For SM folks who are working in obedience or considering working in AKC obedience, AKC rules require a collar. 

I found a vendor at a show that I just love. She has beautiful rolled leather collars and braided leather leads. The rolled leather is protective of the Maltese coat and does not mat around the neck like many of the other fabric types. And I just love the braided leads. Compared to others her prices are pretty reasonable. 

Here is her website: 
On Lead


----------



## k9Cracker (Feb 22, 2006)

I have one of her braided leashes and I really like it. I don't have _her_ rolled leather collar, but one from somewhere else and I think it is just too heavy for training or showing. I do have him wear it sometimes just around the house or out in the park. Rugby wears a nylon slip collar for training, and usually for everything else too. 

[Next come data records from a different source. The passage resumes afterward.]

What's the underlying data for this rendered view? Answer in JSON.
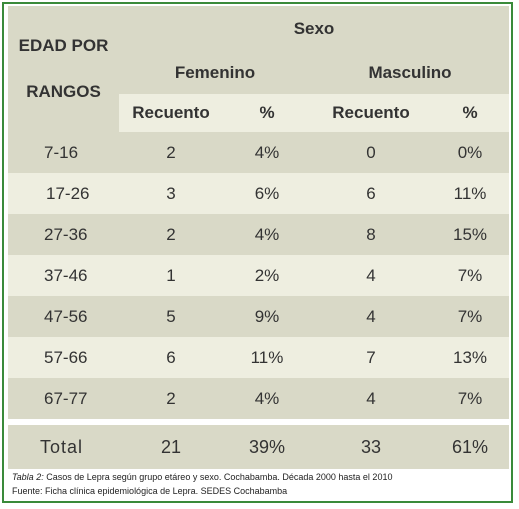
{
  "table": {
    "header": {
      "rangos_line1": "EDAD POR",
      "rangos_line2": "RANGOS",
      "sexo": "Sexo",
      "femenino": "Femenino",
      "masculino": "Masculino",
      "recuento": "Recuento",
      "pct": "%"
    },
    "rows": [
      {
        "rango": "7-16",
        "f_n": "2",
        "f_p": "4%",
        "m_n": "0",
        "m_p": "0%"
      },
      {
        "rango": "17-26",
        "f_n": "3",
        "f_p": "6%",
        "m_n": "6",
        "m_p": "11%"
      },
      {
        "rango": "27-36",
        "f_n": "2",
        "f_p": "4%",
        "m_n": "8",
        "m_p": "15%"
      },
      {
        "rango": "37-46",
        "f_n": "1",
        "f_p": "2%",
        "m_n": "4",
        "m_p": "7%"
      },
      {
        "rango": "47-56",
        "f_n": "5",
        "f_p": "9%",
        "m_n": "4",
        "m_p": "7%"
      },
      {
        "rango": "57-66",
        "f_n": "6",
        "f_p": "11%",
        "m_n": "7",
        "m_p": "13%"
      },
      {
        "rango": "67-77",
        "f_n": "2",
        "f_p": "4%",
        "m_n": "4",
        "m_p": "7%"
      }
    ],
    "total": {
      "label": "Total",
      "f_n": "21",
      "f_p": "39%",
      "m_n": "33",
      "m_p": "61%"
    }
  },
  "caption": {
    "label": "Tabla 2:",
    "text": "Casos de Lepra según grupo etáreo y sexo. Cochabamba. Década 2000 hasta el 2010",
    "source": "Fuente: Ficha clínica epidemiológica de Lepra. SEDES Cochabamba"
  },
  "colors": {
    "border": "#3a8a3a",
    "band_dark": "#d9d9c7",
    "band_light": "#eeeee0"
  }
}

Luckily, I don't have to worry about Rugby's coat. I have seen these and was going to order some for Rugby. Not sure how the braided leather is for the coats compared to the rolled, but it is much lighter. 
Kangaroo Leashes and Collars


----------



## jmm (Nov 23, 2004)

I use a satin lined light quick clip collar for obedience. I find doing a regular buckle on a dog in coat is not much fun. Leslie bought Soda a wider totally satin collar which I also like, custom from Angelyn (my satin lined are also from her).


----------



## MaryH (Mar 7, 2006)

Wow, Carina, those are really good prices. I know I paid more than that several years ago for rolled leather collars and a lot more than what she is charging for leather leashes. I stopped using the collars but still use my 6' leather lead for obedience training and showing. The reason I stopped using the collars was that I found that the dye was bleeding out onto their coats. I had no trouble with the black collar but the green collar and red collar definitely bled. I still love rolled leather collars, bought a pink one and a brown one and had no problem with dye bleeding but I won't be buying red or green again.


----------



## LJSquishy (Feb 27, 2008)

They are very beautiful, I love the light aqua/blue color. The prices are certainly a bargain!


----------